The structural stresses and strains in our police service require serious consideration of that arrangement, and I should like to see formed a new, central support committee, drawing on only a small number of police constables but involving also inspectors of constabulary, a handful of representative police authority chairmen, and Home Office officials—all under the formal chairmanship of the Home Secretary, and thereby accountable to this House.

In that way, the role of ACPO as a professional association could be kept separate, and would avoid the difficulty of securing agreement from 43 chief constables, let alone that of all the deputy chief constables and assistant chief constables—who together constitute the 249 members of ACPO. Getting them all to agree on policy is far from easy. We must break through that barrier and instead get heads together to arrive at solutions to improving the effectiveness of our police service and making better use of the substantial resources we commit to it.
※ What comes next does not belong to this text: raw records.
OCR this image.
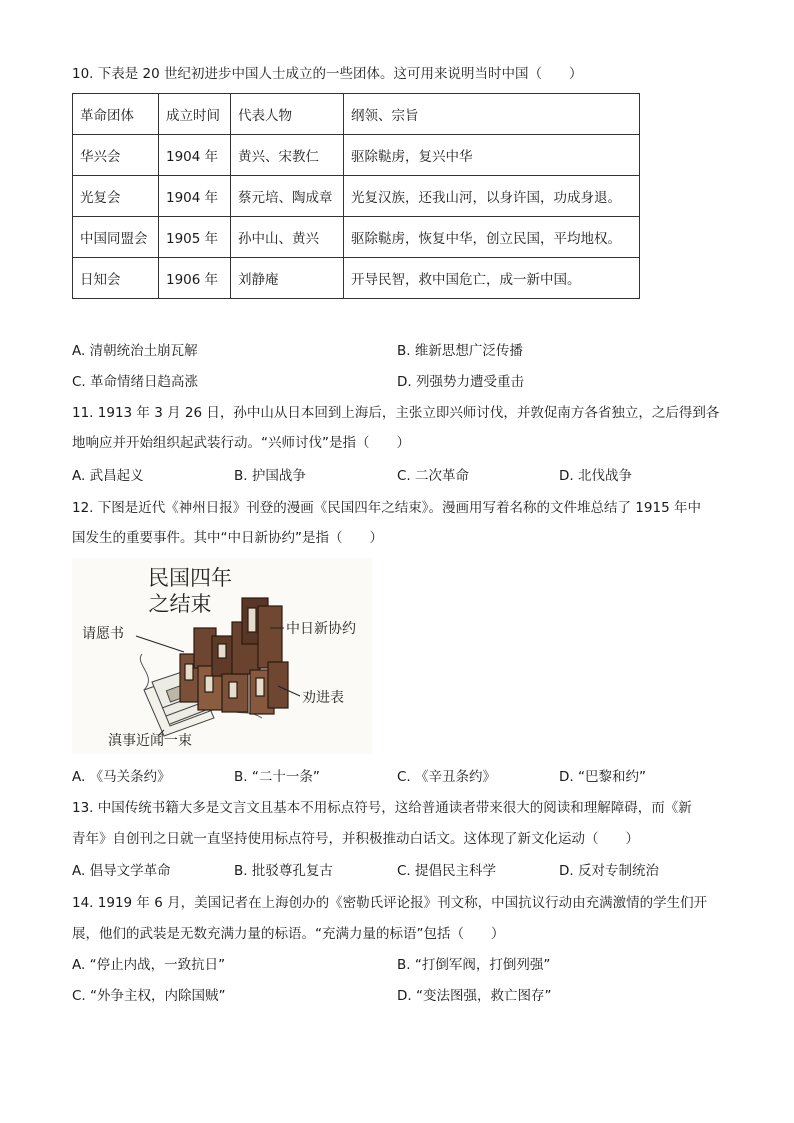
10. 下表是 20 世纪初进步中国人士成立的一些团体。这可用来说明当时中国（　　）
革命团体	成立时间	代表人物	纲领、宗旨
华兴会	1904 年	黄兴、宋教仁	驱除鞑虏，复兴中华
光复会	1904 年	蔡元培、陶成章	光复汉族，还我山河，以身许国，功成身退。
中国同盟会	1905 年	孙中山、黄兴	驱除鞑虏，恢复中华，创立民国，平均地权。
日知会	1906 年	刘静庵	开导民智，救中国危亡，成一新中国。
A. 清朝统治土崩瓦解	B. 维新思想广泛传播
C. 革命情绪日趋高涨	D. 列强势力遭受重击
11. 1913 年 3 月 26 日，孙中山从日本回到上海后，主张立即兴师讨伐，并敦促南方各省独立，之后得到各
地响应并开始组织起武装行动。“兴师讨伐”是指（　　）
A. 武昌起义	B. 护国战争	C. 二次革命	D. 北伐战争
12. 下图是近代《神州日报》刊登的漫画《民国四年之结束》。漫画用写着名称的文件堆总结了 1915 年中
国发生的重要事件。其中“中日新协约”是指（　　）
民国四年
之结束
请愿书	中日新协约
劝进表
滇事近闻一束
A. 《马关条约》	B. “二十一条”	C. 《辛丑条约》	D. “巴黎和约”
13. 中国传统书籍大多是文言文且基本不用标点符号，这给普通读者带来很大的阅读和理解障碍，而《新
青年》自创刊之日就一直坚持使用标点符号，并积极推动白话文。这体现了新文化运动（　　）
A. 倡导文学革命	B. 批驳尊孔复古	C. 提倡民主科学	D. 反对专制统治
14. 1919 年 6 月，美国记者在上海创办的《密勒氏评论报》刊文称，中国抗议行动由充满激情的学生们开
展，他们的武装是无数充满力量的标语。“充满力量的标语”包括（　　）
A. “停止内战，一致抗日”	B. “打倒军阀，打倒列强”
C. “外争主权，内除国贼”	D. “变法图强，救亡图存”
The objectives are only too clear. We must continue to improve the professional standard of policing, for only in that way can confidence be restored. We must ensure that police have access to the finest training, and that those who provide it are of the highest calibre and have up-to-date practical experience. They should include, as my hon. Friend the Member for Plymouth, Drake (Dame J. Fookes) pointed out, officers who will subsequently achieve higher rank in the service, so that the time they spend at Bramshill as training officers will be part of their career development, rather than an avenue at the end of a distinguished police career.

We must ensure that resources are used to best effect. It is not just a matter of ensuring value for money from forensic science or police overtime but of reordering priorities. It is about ensuring not only that the value and benefit of forensic science, for example, is better appreciated but that that service is given every opportunity and encouragement to achieve its potential.

Structures are under pressure not only because of financial constraints, though it would be wrong to under-estimate the difficulties that such constraints create. Structures are under pressure because centrally provided facilities have been unable to develop their full potential and to provide the quality of service needed to convince chief constables, seniour police officers and police authorities of the benefits that such professional help can bring to the fight against crime. There is no doubting that chief constables are fully aware of the value of forensic science, but given the inadequate facilities to be found at some laboratories, it is difficult to see how chief constables would be encouraged to refer cases to a forensic science laboratory, when they want a much quicker solution to a particular criminal investigation.

There is much anecdotal evidence of the savings in police resources through more skilful use of forensic science, and the Committee recommended that there be more investigation of that aspect. Even so, an expanded forensic service along the lines suggested by the Committee would make a major contribution, if implemented over the three years that the report suggests. I hope that my hon. Friend the Under-Secretary of State for the Home Department can give the Committee and the House information about the progress of discussions and negotiations with the Treasury.

The question has already been asked whether direct funding of forensic science would provide a suitable solution. In my view, it would. Direct funding would highlight for police authorities the value of forensic science. Most police authority members are unaware of the behind-the-scenes arguments, but would become aware of activities within the forensic science service if it was an item in the budget, to be considered in the same way as other heads of expenditure.

The hon. Member for Clydebank and Milngavie asked how one would know that direct charging was working. The answer is that we must give it a try. How do we know that committing hundreds of thousands of pounds—or, in larger forces, millions of pounds—to police overtime works?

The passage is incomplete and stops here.